Tal descoberta, porém, não consignou acaso ou mesmo, matéria de fácil acesso ou manipulação. Foram anos de pesquisas, avanços pequenos e médios, até ser deflagrada, na íntegra, a tecnologia fotovoltaica aplicável à obtenção de energia elétrica.

Kastrup (2006) cita Markvart (2000) e sintetiza de forma esquemática os maiores vértices na trajetória da pesquisa e das descobertas concernentes à produção energética fotovoltaica, conforme disposto na tabela abaixo:

Tabela 7: Evolução dos estudos e descobertas sobre o efeito fotovoltaico

Fonte: Kastrup, 2006, p. 53.

Diante de tais marcos evolutivos, muitas pesquisas e trabalho progressivo, a contemporaneidade pôde vislumbrar completude para os aparatos que vertem energia solar em energia elétrica, isto é, painéis fotovoltaicos, que observadas as suas potencialidades, comumente integram sistemas fotovoltaicos, passíveis de maior e mais funcional produção em energia elétrica.
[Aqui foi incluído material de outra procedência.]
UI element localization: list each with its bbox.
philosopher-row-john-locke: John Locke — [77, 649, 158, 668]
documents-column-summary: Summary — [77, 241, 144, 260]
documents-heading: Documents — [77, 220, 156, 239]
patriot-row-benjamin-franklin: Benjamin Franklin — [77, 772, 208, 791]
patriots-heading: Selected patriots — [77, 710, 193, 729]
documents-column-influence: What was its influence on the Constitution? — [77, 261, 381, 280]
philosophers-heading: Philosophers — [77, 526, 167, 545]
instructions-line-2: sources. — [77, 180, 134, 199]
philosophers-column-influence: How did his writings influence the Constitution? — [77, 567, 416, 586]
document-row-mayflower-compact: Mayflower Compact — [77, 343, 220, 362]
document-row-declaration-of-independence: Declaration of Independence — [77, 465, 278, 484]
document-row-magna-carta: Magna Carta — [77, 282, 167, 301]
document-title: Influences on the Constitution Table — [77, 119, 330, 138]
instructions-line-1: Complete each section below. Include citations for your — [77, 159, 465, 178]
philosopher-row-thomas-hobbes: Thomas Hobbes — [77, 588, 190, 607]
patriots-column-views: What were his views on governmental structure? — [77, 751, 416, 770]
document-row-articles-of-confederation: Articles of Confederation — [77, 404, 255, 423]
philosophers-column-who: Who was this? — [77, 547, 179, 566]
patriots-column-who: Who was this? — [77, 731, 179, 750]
Um painel fotovoltaico consiste em empreendimento que utiliza-se de células fotovoltaicas na captação da radiação solar para produção energética. A construção de um painel fotovoltaico pressupõe o uso de:

  • Aproximadamente 30 a 40 células (fotovoltaicas), comumente de sicílio monocristalino, ligadas em série fazendo 12 V de saída;
  • Caixa resistente, comumente composta por aço (com tratamento anti-corrosivo);
  • Material isolante para apoiar as células (EVA usado com freqüência);
  • Vidro para superfície de contato com a luz do sol (dotado de grande resistência e transparência);
  • Diodos de passo, para evitar situação em que uma célula encoberta, ou com rendimento fraco prejudique a potência de todo o painel;

Kastrup (2006) delineia figura que mostra esquematicamente a estrutura de ligação das células fotovoltaicas seriadas com a utilização do diodo de passo:

Figura 8: Esquema de ligação de células fotovoltaicas em série com diodo de passo

Fonte: Katrup, 2006, p. 56

Os sistemas fotovoltaicos, por sua vez, consistem em instalações com propósito de coletar energia solar e transformá-la em energia elétrica. Tais aparatos encontram-se, contemporaneamente, em evolução progressiva, ganhando de forma crescente, bons níveis de sofisticação. Nesses termos, e de acordo com os postulados de Tiradentes (2007), é possível compor sistemas fotovoltaicos para 110 ou 220 Vca dispondo dos seguintes itens:

  • Uma (ou mais) placas solares;
  • Um regulador de carga (para evitar situações de sobrecarga ou descarga total da bateria)
  • Baterias;
  • Inversor (transforma correntes de 12 Vcc em 110 ou 220 Vac);
  • Aparato 12 V (a ser energizado);
  • Aparato 110 ou 220 V (a ser energizado).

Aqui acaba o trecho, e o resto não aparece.